我是来向他提出辞职的。因此,我想在他心情舒畅的情况下才说。但张行长现在还没擤完鼻涕,我只好随便说:“不急,您擤完鼻涕我再慢慢跟你说。”
“没事,你说吧。我一会儿要去一趟总行。听说总行那边给各支行的行长安排了一个为期一周的封闭式学习。所以,你有可能一个星期都看不到我了。”张行长继续在擤鼻涕。
“一周?”我嘟囔道。
张行长点了点头。
糟糕了!要是等他回来再提出辞职,那就被耽误了一个星期才能去欧行工作。我思想挣扎了片刻,最后决定即使是在张行长还没擤完鼻涕的时候,也要提出辞职一事。
“行长,我要辞职。”我说。
张行长因为过于认真擤鼻涕,似乎没有听见我说的话。于是,我提高了声量又说了一遍:“行长,我要辞职!”

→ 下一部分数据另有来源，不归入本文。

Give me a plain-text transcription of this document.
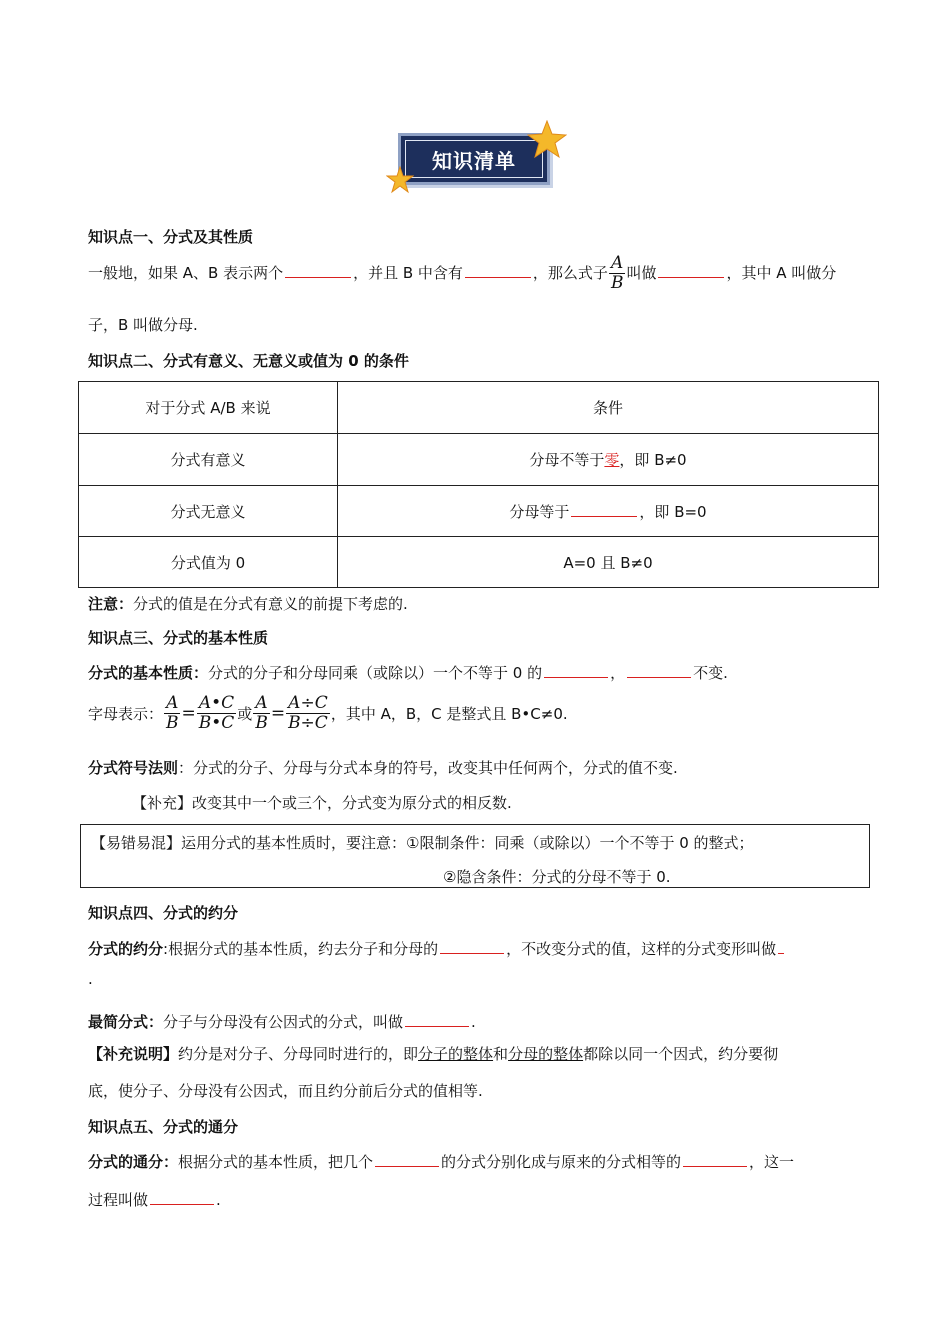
知识清单
知识点一、分式及其性质
一般地，如果 A、B 表示两个	，并且 B 中含有	，那么式子 $\frac{A}{B}$ 叫做	，其中 A 叫做分
子，B 叫做分母.
知识点二、分式有意义、无意义或值为 0 的条件
对于分式 A/B 来说	条件
分式有意义	分母不等于零，即 B≠0
分式无意义	分母等于 ，即 B=0
分式值为 0	A=0 且 B≠0
注意：分式的值是在分式有意义的前提下考虑的.
知识点三、分式的基本性质
分式的基本性质：分式的分子和分母同乘（或除以）一个不等于 0 的	，	不变.
字母表示： $\frac{A}{B} = \frac{A•C}{B•C}$ 或 $\frac{A}{B} = \frac{A\div C}{B\div C}$ ，其中 A，B，C 是整式且 B•C≠0.
分式符号法则：分式的分子、分母与分式本身的符号，改变其中任何两个，分式的值不变.
【补充】改变其中一个或三个，分式变为原分式的相反数.
【易错易混】运用分式的基本性质时，要注意：①限制条件：同乘（或除以）一个不等于 0 的整式；
②隐含条件：分式的分母不等于 0.
知识点四、分式的约分
分式的约分:根据分式的基本性质，约去分子和分母的	，不改变分式的值，这样的分式变形叫做
.
最简分式：分子与分母没有公因式的分式，叫做	.
【补充说明】约分是对分子、分母同时进行的，即分子的整体和分母的整体都除以同一个因式，约分要彻
底，使分子、分母没有公因式，而且约分前后分式的值相等.
知识点五、分式的通分
分式的通分：根据分式的基本性质，把几个	的分式分别化成与原来的分式相等的	，这一
过程叫做	.
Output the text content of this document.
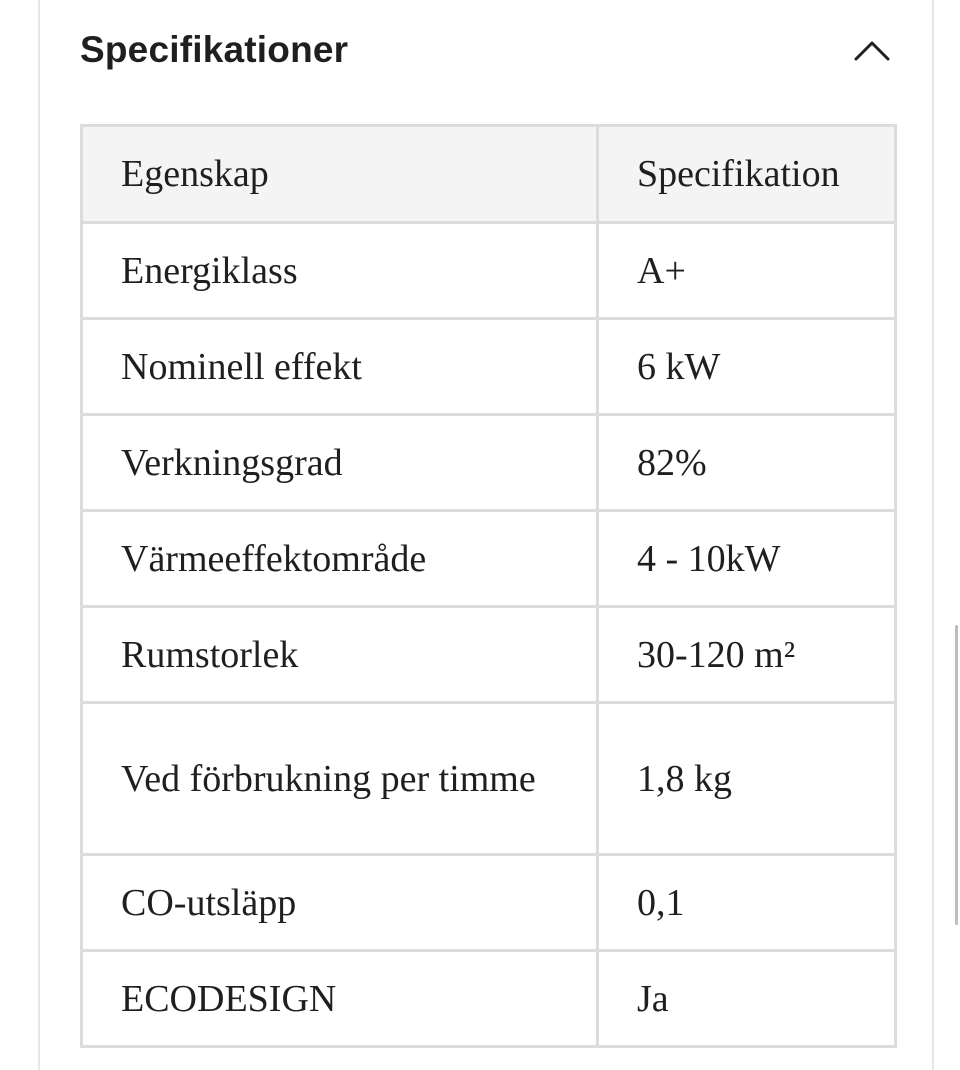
Specifikationer
Egenskap	Specifikation
Energiklass	A+
Nominell effekt	6 kW
Verkningsgrad	82%
Värmeeffektområde	4 - 10kW
Rumstorlek	30-120 m²
Ved förbrukning per timme	1,8 kg
CO-utsläpp	0,1
ECODESIGN	Ja
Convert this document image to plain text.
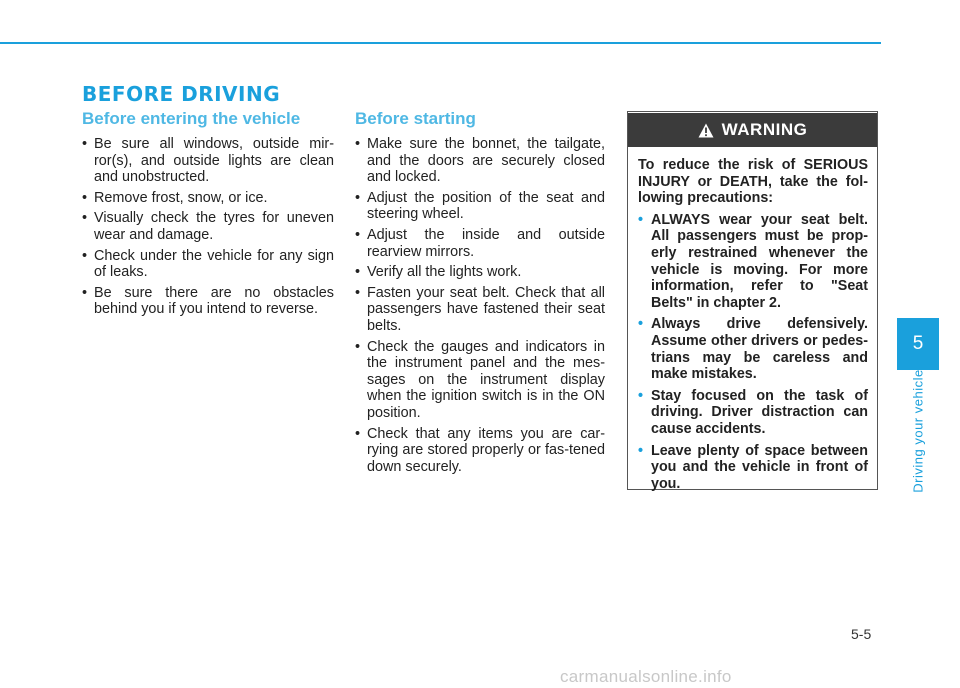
BEFORE DRIVING
Before entering the vehicle
• Be sure all windows, outside mir-ror(s), and outside lights are clean and unobstructed.
• Remove frost, snow, or ice.
• Visually check the tyres for uneven wear and damage.
• Check under the vehicle for any sign of leaks.
• Be sure there are no obstacles behind you if you intend to reverse.
Before starting
• Make sure the bonnet, the tailgate, and the doors are securely closed and locked.
• Adjust the position of the seat and steering wheel.
• Adjust the inside and outside rearview mirrors.
• Verify all the lights work.
• Fasten your seat belt. Check that all passengers have fastened their seat belts.
• Check the gauges and indicators in the instrument panel and the mes-sages on the instrument display when the ignition switch is in the ON position.
• Check that any items you are car-rying are stored properly or fas-tened down securely.
WARNING

To reduce the risk of SERIOUS INJURY or DEATH, take the fol-lowing precautions:

• ALWAYS wear your seat belt. All passengers must be prop-erly restrained whenever the vehicle is moving. For more information, refer to "Seat Belts" in chapter 2.
• Always drive defensively. Assume other drivers or pedes-trians may be careless and make mistakes.
• Stay focused on the task of driving. Driver distraction can cause accidents.
• Leave plenty of space between you and the vehicle in front of you.
5
Driving your vehicle
5-5
carmanualsonline.info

张行长愣住了。他原本还在埋头苦干地擤着鼻涕,现在抬起头来用一种诧异的眼神盯着我。
“什么?”张行长问道。
我原本以为他会被自己的鼻涕呛到。没想到他不但没有被呛到,而且完全停止了擤鼻涕。张行长现在就像一个完全不需要被鼻涕困扰的正常人,他把手中的面巾纸扔到了桌下的垃圾桶,严肃地问道:“小洪,我没听错吧?你要辞职?”
“是的,行长。”我说。
“我不接受。”张行长说。
我就猜到他会这样说。所以我早有准备,直接把准备好的辞职信递了给他。我知道他根本没有权力拒绝我的辞职。只要我的辞职信一交,时间就确定下来了。像我这种普通员工一般来说,只要提前一个月提出辞职就可以了。
张行长并没有看我的辞职信。他把我的辞职信面朝下用手掌压在办公桌上,说道:“小洪啊,能说说你辞职的原因吗?”
我在辞职信里编了一个相当有抱负的理由。但我实际上只是想改变一下工作环境而已。然而,我不能把心里的话告诉他,这样会让我听起来很傻。
“行长,每一个人都有自己的追求。而去外资银行工作就是我一直的追求。希望您能理解。”我说。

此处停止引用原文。